When above-mentioned description elaboration is of the present invention, the object that embodiment and pharmacology embodiment are provided is simultaneously to illustrate actual mechanical process of the present invention and meaning of the present invention.In the time of within the scope of entering the claims in the present invention and its equivalent, practical application of the present invention comprises all general variations, cooperation, or improves.

Claims (6)

1. a Venenum apis polypeptide effective site, is characterized in that: this effective site is to obtain through dialyzer dialysis from the thick Venenum apis of the narrow abdomen Vespa of Hymenoptera Vespoidea side insecticide; Wherein the molecular cut off of dialyzer is 25KDa.

2. a preparation method of preparing the Venenum apis polypeptide effective site described in right 1, it is characterized in that: dissolve the thick Venenum apis of wasp of collecting, pour in Dialysis tubing, tighten suitable for readingly, the Dialysis tubing installing is put into the beaker that fills distilled water, shaking table concussion dialysis, stir, after 12-24 hour, get peritoneal effluent dry, desalination, then be drying to obtain; Wherein Dialysis tubing refers to that molecular cut off is the bag filter of 25KDa, is dried and refers to that lyophilization or concentrating under reduced pressure are dried, and the thick Venenum apis of wasp refers to the Venenum apis in the narrow abdomen Vespa of Hymenoptera Vespoidea side insect bodies.

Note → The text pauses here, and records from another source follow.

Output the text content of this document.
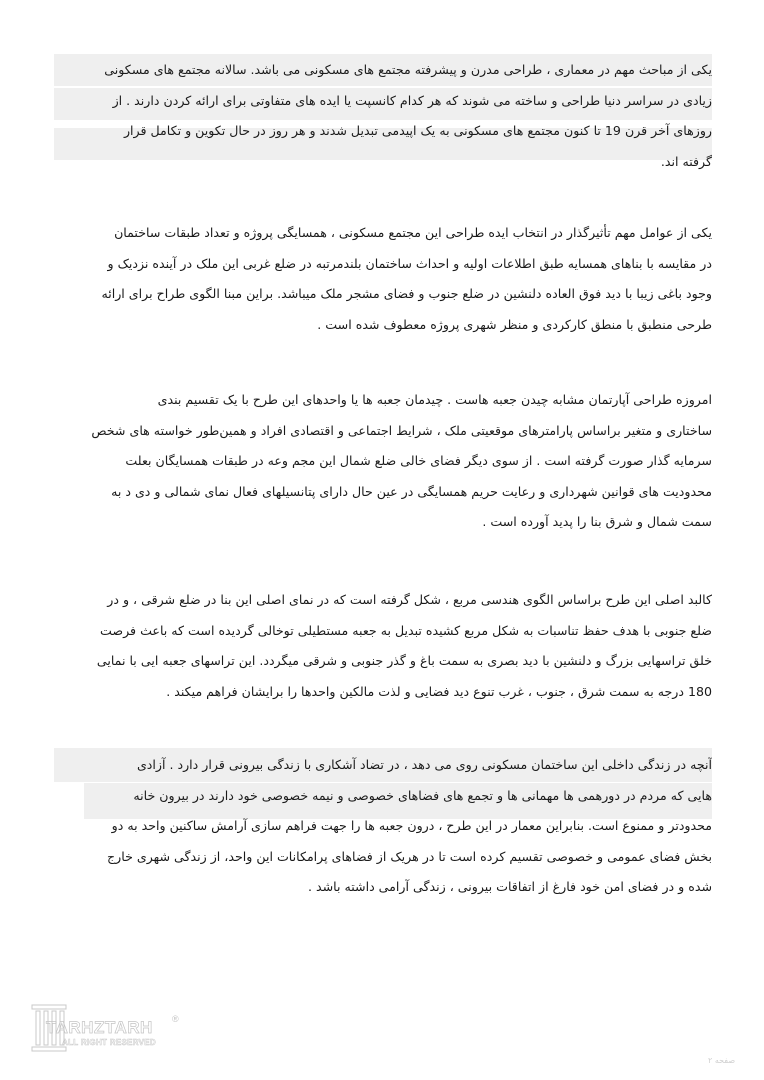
یکی از مباحث مهم در معماری ، طراحی مدرن و پیشرفته مجتمع های مسکونی می باشد. سالانه مجتمع های مسکونی
زیادی در سراسر دنیا طراحی و ساخته می شوند که هر کدام کانسپت یا ایده های متفاوتی برای ارائه کردن دارند . از
روزهای آخر قرن 19 تا کنون مجتمع های مسکونی به یک اپیدمی تبدیل شدند و هر روز در حال تکوین و تکامل قرار
گرفته اند.
یکی از عوامل مهم تأثیرگذار در انتخاب ایده طراحی این مجتمع مسکونی ، همسایگی پروژه و تعداد طبقات ساختمان
در مقایسه با بناهای همسایه طبق اطلاعات اولیه و احداث ساختمان بلندمرتبه در ضلع غربی این ملک در آینده نزدیک و
وجود باغی زیبا با دید فوق العاده دلنشین در ضلع جنوب و فضای مشجر ملک میباشد. براین مبنا الگوی طراح برای ارائه
طرحی منطبق با منطق کارکردی و منظر شهری پروژه معطوف شده است .
امروزه طراحی آپارتمان مشابه چیدن جعبه هاست . چیدمان جعبه ها یا واحدهای این طرح با یک تقسیم بندی
ساختاری و متغیر براساس پارامترهای موقعیتی ملک ، شرایط اجتماعی و اقتصادی افراد و همین‌طور خواسته های شخص
سرمایه گذار صورت گرفته است . از سوی دیگر فضای خالی ضلع شمال این مجم وعه در طبقات همسایگان بعلت
محدودیت های قوانین شهرداری و رعایت حریم همسایگی در عین حال دارای پتانسیلهای فعال نمای شمالی و دی د به
سمت شمال و شرق بنا را پدید آورده است .
کالبد اصلی این طرح براساس الگوی هندسی مربع ، شکل گرفته است که در نمای اصلی این بنا در ضلع شرقی ، و در
ضلع جنوبی با هدف حفظ تناسبات به شکل مربع کشیده تبدیل به جعبه مستطیلی توخالی گردیده است که باعث فرصت
خلق تراسهایی بزرگ و دلنشین با دید بصری به سمت باغ و گذر جنوبی و شرقی میگردد. این تراسهای جعبه ایی با نمایی
180 درجه به سمت شرق ، جنوب ، غرب تنوع دید فضایی و لذت مالکین واحدها را برایشان فراهم میکند .
آنچه در زندگی داخلی این ساختمان مسکونی روی می دهد ، در تضاد آشکاری با زندگی بیرونی قرار دارد . آزادی
هایی که مردم در دورهمی ها مهمانی ها و تجمع های فضاهای خصوصی و نیمه خصوصی خود دارند در بیرون خانه
محدودتر و ممنوع است. بنابراین معمار در این طرح ، درون جعبه ها را جهت فراهم سازی آرامش ساکنین واحد به دو
بخش فضای عمومی و خصوصی تقسیم کرده است تا در هریک از فضاهای پرامکانات این واحد، از زندگی شهری خارج
شده و در فضای امن خود فارغ از اتفاقات بیرونی ، زندگی آرامی داشته باشد .
TARHZTARH
ALL RIGHT RESERVED
®
صفحه ۲
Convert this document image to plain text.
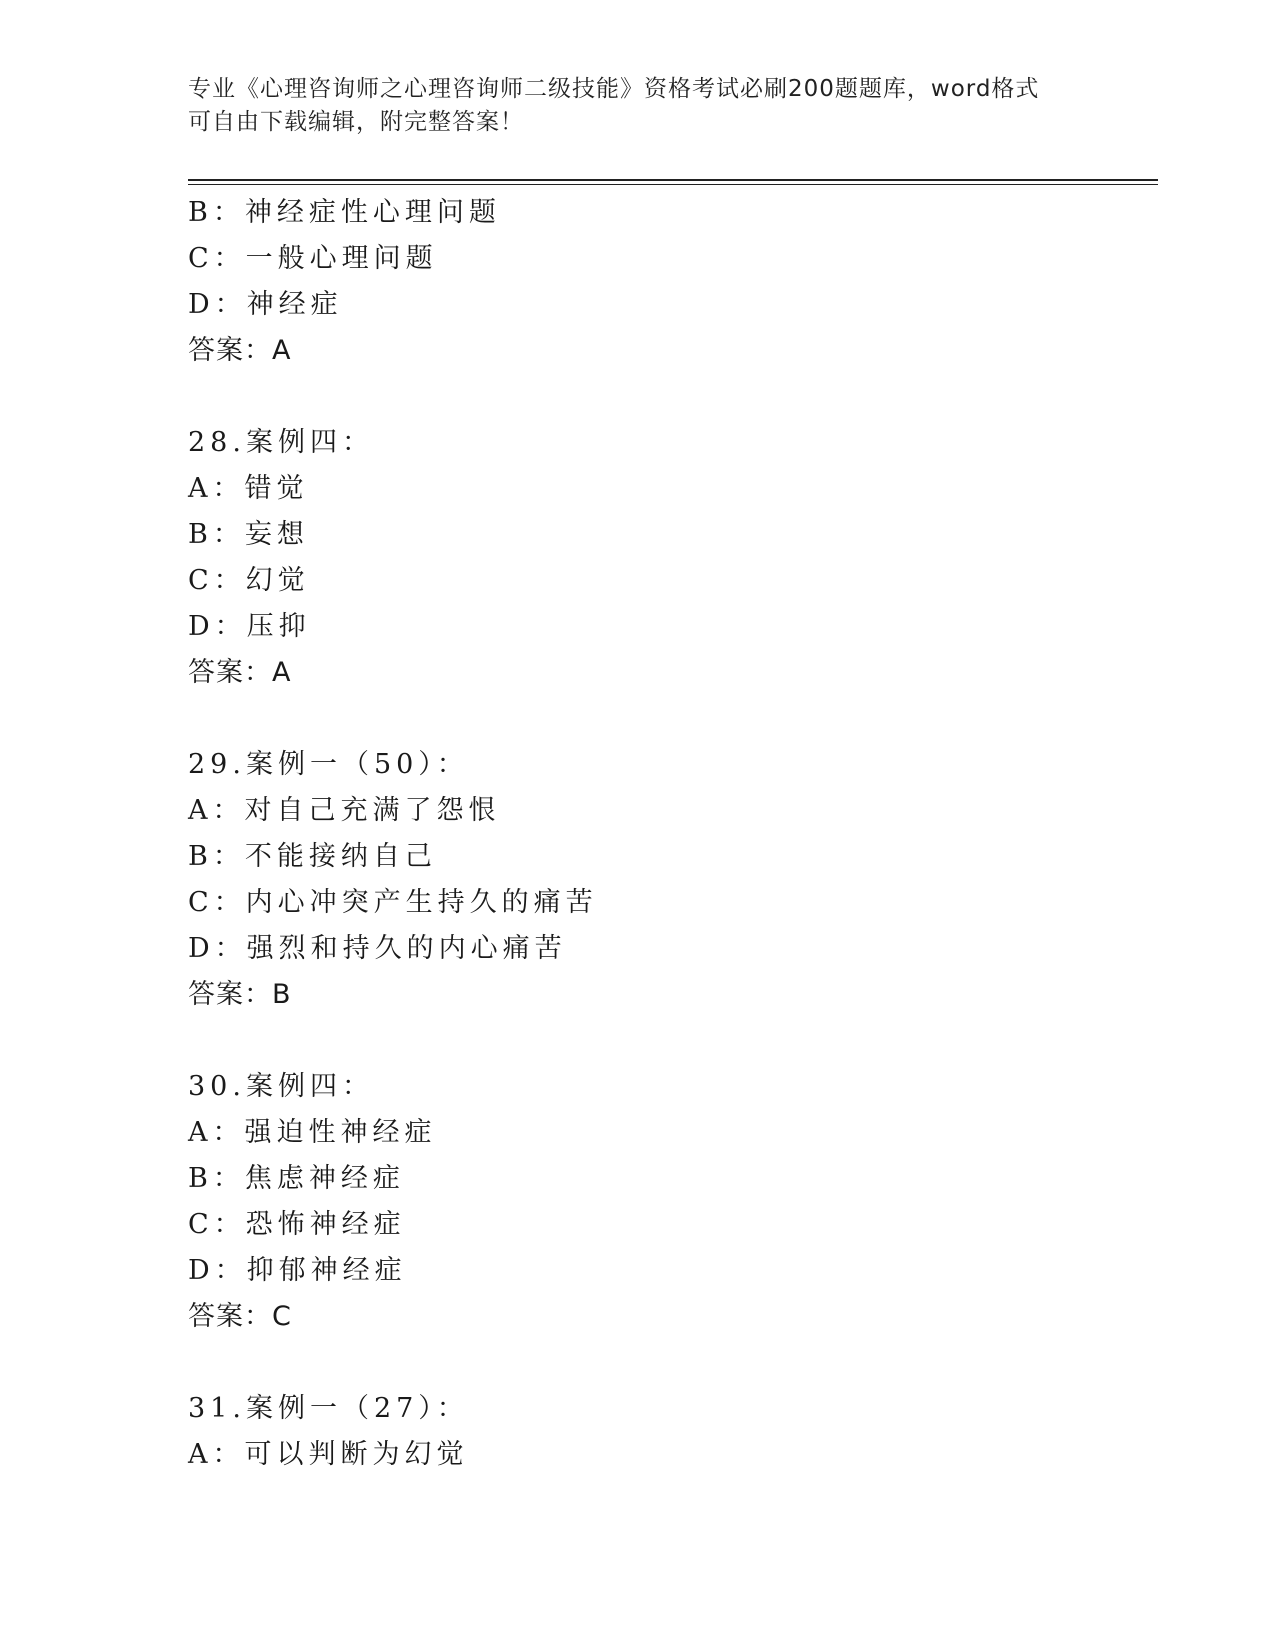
专业《心理咨询师之心理咨询师二级技能》资格考试必刷200题题库，word格式
可自由下载编辑，附完整答案！
B：神经症性心理问题
C：一般心理问题
D：神经症
答案：A
28.案例四：
A：错觉
B：妄想
C：幻觉
D：压抑
答案：A
29.案例一（50）：
A：对自己充满了怨恨
B：不能接纳自己
C：内心冲突产生持久的痛苦
D：强烈和持久的内心痛苦
答案：B
30.案例四：
A：强迫性神经症
B：焦虑神经症
C：恐怖神经症
D：抑郁神经症
答案：C
31.案例一（27）：
A：可以判断为幻觉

3. the arbitrary described Venenum apis polypeptide effective site of claim 1-2, for the preparation of the purposes of control cardiovascular and cerebrovascular diseases medicament, is characterized in that: described cardiovascular and cerebrovascular disease refers to ischemic cerebrovascular, ischemic cardiovascular.

4. according to the purposes of claim 3, it is characterized in that described cardiovascular and cerebrovascular disease refers to heart infarction, thrombus of heart blood vessel, cerebral thrombosis, cerebral infarction, urgency/chronic cerebral apoplexy and/or cerebral infarction injury sequela; Wherein cerebral infarction injury sequela refers to lateral deviation paralysis, hemidysesthesia, hemianopsia, face tongue paralysis, aphasia, general paralysis.

5. according to the purposes of claim 3, it is characterized in that: described purposes is embodied by pharmaceutical preparation, medical apparatus and instruments, cosmetics of everyday use form; The form of described pharmaceutical preparation, medical apparatus and instruments, daily chemical products is hydrogel, frothy gel, liniment, cataplasma, lyophilized powder, water preparation, aerosol, suppository, externally-applied liniment, ointment.

6. a pharmaceutical composition with control cardiovascular and cerebrovascular disease effect, is characterized in that: this pharmaceutical composition contain treatment effective dose according to Venenum apis polypeptide effective site, pharmaceutic adjuvant, pharmaceutical carrier or the dressing of claim 1.